Of interest was the author’s choice to set the story before mass use of internet and social media. She commented on this saying:

“Because of the gothic claustrophobia I wished to create I couldn’t have modern media”

It is easy to forget how these days it is easy to research people on line and to keep in touch, that this instant access is a recent phenomenon.

Zac, Fran and Amber are working to restore a stained glass window that has recently been discovered in a nearby church. The window, depicting an angel, provides the link to the historical element of the book. The protagonist of this section, Laura, is the daughter of the church vicar in the late nineteenth century. Laura’s family are mourning the loss of their son and daughter, Ned and Caroline. Another daughter is married and expecting her first child leaving Laura to support her grieving parents.

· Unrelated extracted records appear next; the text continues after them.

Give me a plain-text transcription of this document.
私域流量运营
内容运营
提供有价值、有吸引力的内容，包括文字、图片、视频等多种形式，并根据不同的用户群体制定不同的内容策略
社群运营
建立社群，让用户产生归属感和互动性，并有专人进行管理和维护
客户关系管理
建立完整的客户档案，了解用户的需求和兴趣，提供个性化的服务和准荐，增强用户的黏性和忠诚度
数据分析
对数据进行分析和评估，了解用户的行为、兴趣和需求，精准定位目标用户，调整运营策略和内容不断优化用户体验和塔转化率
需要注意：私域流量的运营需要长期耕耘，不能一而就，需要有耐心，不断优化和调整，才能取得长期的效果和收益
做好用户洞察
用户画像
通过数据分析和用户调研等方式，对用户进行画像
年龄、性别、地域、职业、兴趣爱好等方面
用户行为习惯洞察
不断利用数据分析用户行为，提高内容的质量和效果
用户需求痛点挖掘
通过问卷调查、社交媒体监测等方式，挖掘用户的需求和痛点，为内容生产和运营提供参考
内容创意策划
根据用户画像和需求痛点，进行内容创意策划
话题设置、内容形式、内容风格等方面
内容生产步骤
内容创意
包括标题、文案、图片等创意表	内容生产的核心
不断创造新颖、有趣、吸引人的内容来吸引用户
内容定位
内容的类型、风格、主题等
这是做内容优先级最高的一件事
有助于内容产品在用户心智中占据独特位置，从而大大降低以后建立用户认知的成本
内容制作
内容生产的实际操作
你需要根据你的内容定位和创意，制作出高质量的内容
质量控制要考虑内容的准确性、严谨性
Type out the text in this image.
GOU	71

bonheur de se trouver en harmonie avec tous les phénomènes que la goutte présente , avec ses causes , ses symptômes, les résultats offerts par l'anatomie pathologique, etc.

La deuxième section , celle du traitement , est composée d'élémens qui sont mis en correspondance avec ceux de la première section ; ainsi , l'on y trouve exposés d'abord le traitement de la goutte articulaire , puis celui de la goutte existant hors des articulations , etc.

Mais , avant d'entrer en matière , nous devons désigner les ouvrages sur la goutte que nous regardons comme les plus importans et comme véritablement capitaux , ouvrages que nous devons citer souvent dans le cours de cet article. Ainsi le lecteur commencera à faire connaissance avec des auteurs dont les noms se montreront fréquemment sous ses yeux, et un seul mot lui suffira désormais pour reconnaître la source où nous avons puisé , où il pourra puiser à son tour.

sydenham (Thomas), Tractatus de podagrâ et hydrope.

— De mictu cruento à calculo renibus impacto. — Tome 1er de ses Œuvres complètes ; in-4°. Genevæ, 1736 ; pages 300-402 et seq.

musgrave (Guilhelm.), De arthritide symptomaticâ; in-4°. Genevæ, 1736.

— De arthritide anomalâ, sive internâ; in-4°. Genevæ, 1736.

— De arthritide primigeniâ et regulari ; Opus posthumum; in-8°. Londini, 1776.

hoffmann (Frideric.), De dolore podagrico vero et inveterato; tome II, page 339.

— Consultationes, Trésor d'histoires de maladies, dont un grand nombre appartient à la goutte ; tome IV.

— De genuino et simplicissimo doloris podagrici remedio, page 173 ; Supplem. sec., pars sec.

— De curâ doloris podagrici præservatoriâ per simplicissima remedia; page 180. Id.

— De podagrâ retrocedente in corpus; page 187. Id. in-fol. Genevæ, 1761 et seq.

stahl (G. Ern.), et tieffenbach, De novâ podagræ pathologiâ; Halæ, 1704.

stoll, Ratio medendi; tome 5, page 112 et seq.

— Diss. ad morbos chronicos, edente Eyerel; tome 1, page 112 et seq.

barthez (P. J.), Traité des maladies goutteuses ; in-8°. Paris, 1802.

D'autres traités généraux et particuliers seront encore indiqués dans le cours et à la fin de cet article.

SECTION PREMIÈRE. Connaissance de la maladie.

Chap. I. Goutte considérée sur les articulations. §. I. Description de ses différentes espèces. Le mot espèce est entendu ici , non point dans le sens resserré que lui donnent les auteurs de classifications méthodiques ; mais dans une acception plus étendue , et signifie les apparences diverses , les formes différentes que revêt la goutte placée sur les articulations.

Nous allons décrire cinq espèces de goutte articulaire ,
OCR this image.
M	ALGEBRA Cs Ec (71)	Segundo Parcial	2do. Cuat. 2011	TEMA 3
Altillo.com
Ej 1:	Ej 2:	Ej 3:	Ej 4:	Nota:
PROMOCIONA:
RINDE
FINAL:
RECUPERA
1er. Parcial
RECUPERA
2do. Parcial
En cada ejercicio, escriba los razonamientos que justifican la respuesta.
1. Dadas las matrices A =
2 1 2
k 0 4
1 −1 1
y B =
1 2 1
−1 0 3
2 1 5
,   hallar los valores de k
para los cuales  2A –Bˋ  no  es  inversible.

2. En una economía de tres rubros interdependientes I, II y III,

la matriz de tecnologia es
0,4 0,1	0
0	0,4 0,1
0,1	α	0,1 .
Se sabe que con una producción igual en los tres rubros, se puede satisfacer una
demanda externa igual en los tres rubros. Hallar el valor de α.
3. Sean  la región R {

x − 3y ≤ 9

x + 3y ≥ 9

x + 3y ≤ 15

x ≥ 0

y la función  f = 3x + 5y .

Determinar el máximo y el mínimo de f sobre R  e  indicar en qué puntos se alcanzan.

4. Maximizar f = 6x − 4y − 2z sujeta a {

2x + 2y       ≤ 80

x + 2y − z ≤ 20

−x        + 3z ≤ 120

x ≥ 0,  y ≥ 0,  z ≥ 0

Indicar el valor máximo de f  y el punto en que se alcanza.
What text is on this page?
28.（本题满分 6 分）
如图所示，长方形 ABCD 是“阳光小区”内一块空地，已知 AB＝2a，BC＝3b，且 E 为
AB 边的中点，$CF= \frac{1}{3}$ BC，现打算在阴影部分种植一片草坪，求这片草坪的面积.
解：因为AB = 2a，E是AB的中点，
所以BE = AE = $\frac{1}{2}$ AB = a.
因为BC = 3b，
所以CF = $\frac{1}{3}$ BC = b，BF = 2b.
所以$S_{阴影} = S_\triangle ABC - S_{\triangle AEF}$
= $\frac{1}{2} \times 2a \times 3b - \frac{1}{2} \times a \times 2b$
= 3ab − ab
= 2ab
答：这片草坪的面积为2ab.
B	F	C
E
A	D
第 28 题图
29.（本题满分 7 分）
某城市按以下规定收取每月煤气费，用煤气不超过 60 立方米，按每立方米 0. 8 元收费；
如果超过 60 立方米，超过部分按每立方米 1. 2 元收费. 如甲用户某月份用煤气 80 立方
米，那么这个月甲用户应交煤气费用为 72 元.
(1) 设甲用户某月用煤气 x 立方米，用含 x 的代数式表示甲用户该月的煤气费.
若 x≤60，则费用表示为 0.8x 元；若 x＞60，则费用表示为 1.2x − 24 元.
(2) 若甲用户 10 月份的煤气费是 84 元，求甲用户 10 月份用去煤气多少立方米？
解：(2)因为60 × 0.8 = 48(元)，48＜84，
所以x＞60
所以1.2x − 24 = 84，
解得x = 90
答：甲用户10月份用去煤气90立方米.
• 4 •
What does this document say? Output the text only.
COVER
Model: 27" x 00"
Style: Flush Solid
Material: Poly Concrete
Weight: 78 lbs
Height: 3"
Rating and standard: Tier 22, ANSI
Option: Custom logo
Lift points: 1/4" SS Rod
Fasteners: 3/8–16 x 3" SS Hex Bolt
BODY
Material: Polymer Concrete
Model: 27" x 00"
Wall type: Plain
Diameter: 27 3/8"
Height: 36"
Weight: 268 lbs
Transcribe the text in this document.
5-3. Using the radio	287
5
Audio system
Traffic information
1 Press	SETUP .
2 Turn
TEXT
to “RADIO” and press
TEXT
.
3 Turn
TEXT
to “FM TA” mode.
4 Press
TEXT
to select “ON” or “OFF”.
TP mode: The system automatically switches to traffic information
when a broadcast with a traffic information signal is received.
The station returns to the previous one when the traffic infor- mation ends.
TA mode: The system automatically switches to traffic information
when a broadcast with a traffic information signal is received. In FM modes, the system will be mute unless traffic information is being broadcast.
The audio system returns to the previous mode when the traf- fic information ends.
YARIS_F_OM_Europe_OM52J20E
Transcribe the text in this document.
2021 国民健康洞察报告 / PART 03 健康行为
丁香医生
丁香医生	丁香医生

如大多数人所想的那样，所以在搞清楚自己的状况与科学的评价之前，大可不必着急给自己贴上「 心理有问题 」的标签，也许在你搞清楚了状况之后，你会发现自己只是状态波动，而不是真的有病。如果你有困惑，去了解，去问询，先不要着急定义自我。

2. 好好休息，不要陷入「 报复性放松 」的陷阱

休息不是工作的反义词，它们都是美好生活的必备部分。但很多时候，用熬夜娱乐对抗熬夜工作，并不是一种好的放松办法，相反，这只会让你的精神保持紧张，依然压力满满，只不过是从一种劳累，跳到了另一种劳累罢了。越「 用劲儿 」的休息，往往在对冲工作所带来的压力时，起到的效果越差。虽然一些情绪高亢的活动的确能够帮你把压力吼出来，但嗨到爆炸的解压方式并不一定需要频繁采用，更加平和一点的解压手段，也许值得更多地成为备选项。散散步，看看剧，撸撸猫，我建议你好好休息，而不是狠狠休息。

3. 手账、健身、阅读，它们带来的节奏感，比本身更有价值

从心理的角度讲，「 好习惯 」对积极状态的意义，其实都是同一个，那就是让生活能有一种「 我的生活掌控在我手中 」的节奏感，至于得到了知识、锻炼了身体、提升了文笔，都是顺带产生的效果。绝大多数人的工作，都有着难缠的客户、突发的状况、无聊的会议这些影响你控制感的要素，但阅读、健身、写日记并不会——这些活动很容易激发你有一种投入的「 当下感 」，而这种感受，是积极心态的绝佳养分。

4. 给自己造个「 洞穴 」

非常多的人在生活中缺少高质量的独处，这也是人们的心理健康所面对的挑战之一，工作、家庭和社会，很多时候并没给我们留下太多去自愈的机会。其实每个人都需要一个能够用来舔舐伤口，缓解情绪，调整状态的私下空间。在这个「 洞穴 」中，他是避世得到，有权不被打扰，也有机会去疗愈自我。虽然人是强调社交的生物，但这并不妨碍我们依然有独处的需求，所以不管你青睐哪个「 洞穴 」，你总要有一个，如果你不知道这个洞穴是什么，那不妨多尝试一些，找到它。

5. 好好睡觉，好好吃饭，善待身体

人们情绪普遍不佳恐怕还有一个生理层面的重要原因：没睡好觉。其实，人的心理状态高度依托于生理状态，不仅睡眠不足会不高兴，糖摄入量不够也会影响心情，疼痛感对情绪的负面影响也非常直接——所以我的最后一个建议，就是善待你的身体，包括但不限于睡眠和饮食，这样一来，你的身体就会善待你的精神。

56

Laura also has love interests: Anthony Bond, the solid and upright churchwarden of whom her family approve; and Philip Russell, a man with an estranged wife who is commissioned to create two stained glass windows for the church on behalf of Minster Glass.

There are obvious parallels between the life experiences of Fran and Laura. There are also a great many angel references, something which other readers warmed to but which I found a little too much at times.

I was sent this book to review as a member of the Curtis Brown Book Group so had the privilege of asking the author about the variations in the way she wrote the two stories. My question was:

“Fran’s story seems to be written in quite a different style to Laura’s. I wondered if this was deliberate, if you were trying to tell the modern story in a modern style and the historical story in a period style?”

Rachel replied:

“It is deliberate, yes, and your explanation is bang on the nail! It just is a question of imagining the sensibilities of the characters in the different eras.”
I then asked:
“Some readers choose books because they like a certain type of writing. Were you at all concerned about mixing it up in this way?”
Rachel replied:
“It worked for me, Jackie, so I had to hope it did for the readers. I find that I can’t write while thinking about the readers because there are so many different reactions from people and it can be muddling. The place one is in psychologically while writing is a very secret one. It’s the editing process that draws in the editor (and the writer as self-editor) in the role of reader.”

I found this answer insightful. My reaction to the modern story may be critical, but only because of my personal preferences as a reader. From the discussion it was clear that others thoroughly enjoyed the author’s approach.

I believe I was put off this book early on when Laura peeked into her dead sister Caroline’s bedroom and noted the possessions still there, included a teddy bear. Caroline died in 1878 yet teddy bears became popular after 1902 following a bear hunting incident involving American president, Theodore Roosevelt. As an arctophile, this grated. Later in the story a window at Minster Glass is broken by vandals, and glaziers are called to mend it. I wondered why a shop trading in fancy windows could not replace a simple pane of glass themselves.

I considered too much detail was glossed over: failing to name other choirs at the time, referring to them simply as ‘well known’; the vicar’s lost glasses being found ‘in the obvious place’ which went unspecified. The homilies from the vicar as he gave well meaning advice seemed overly religious. I accept that he was a vicar so this was in character, but found it challenging to read.

I did enjoy the ending, which took us back to Laura’s story and worked well.

I guess I prefer my mysteries to be a little more subtle. I found this tale predictable with just the occasional unexpected event thrown in, rarely altering the outcome.

I like to read eclectically and this was not a typical book for me. Whilst I recognise that many others enjoy the genre, I will not be adding further romantic fiction to my TBR pile.

My copy of this book was provided gratis by the Curtis Brown Book Group.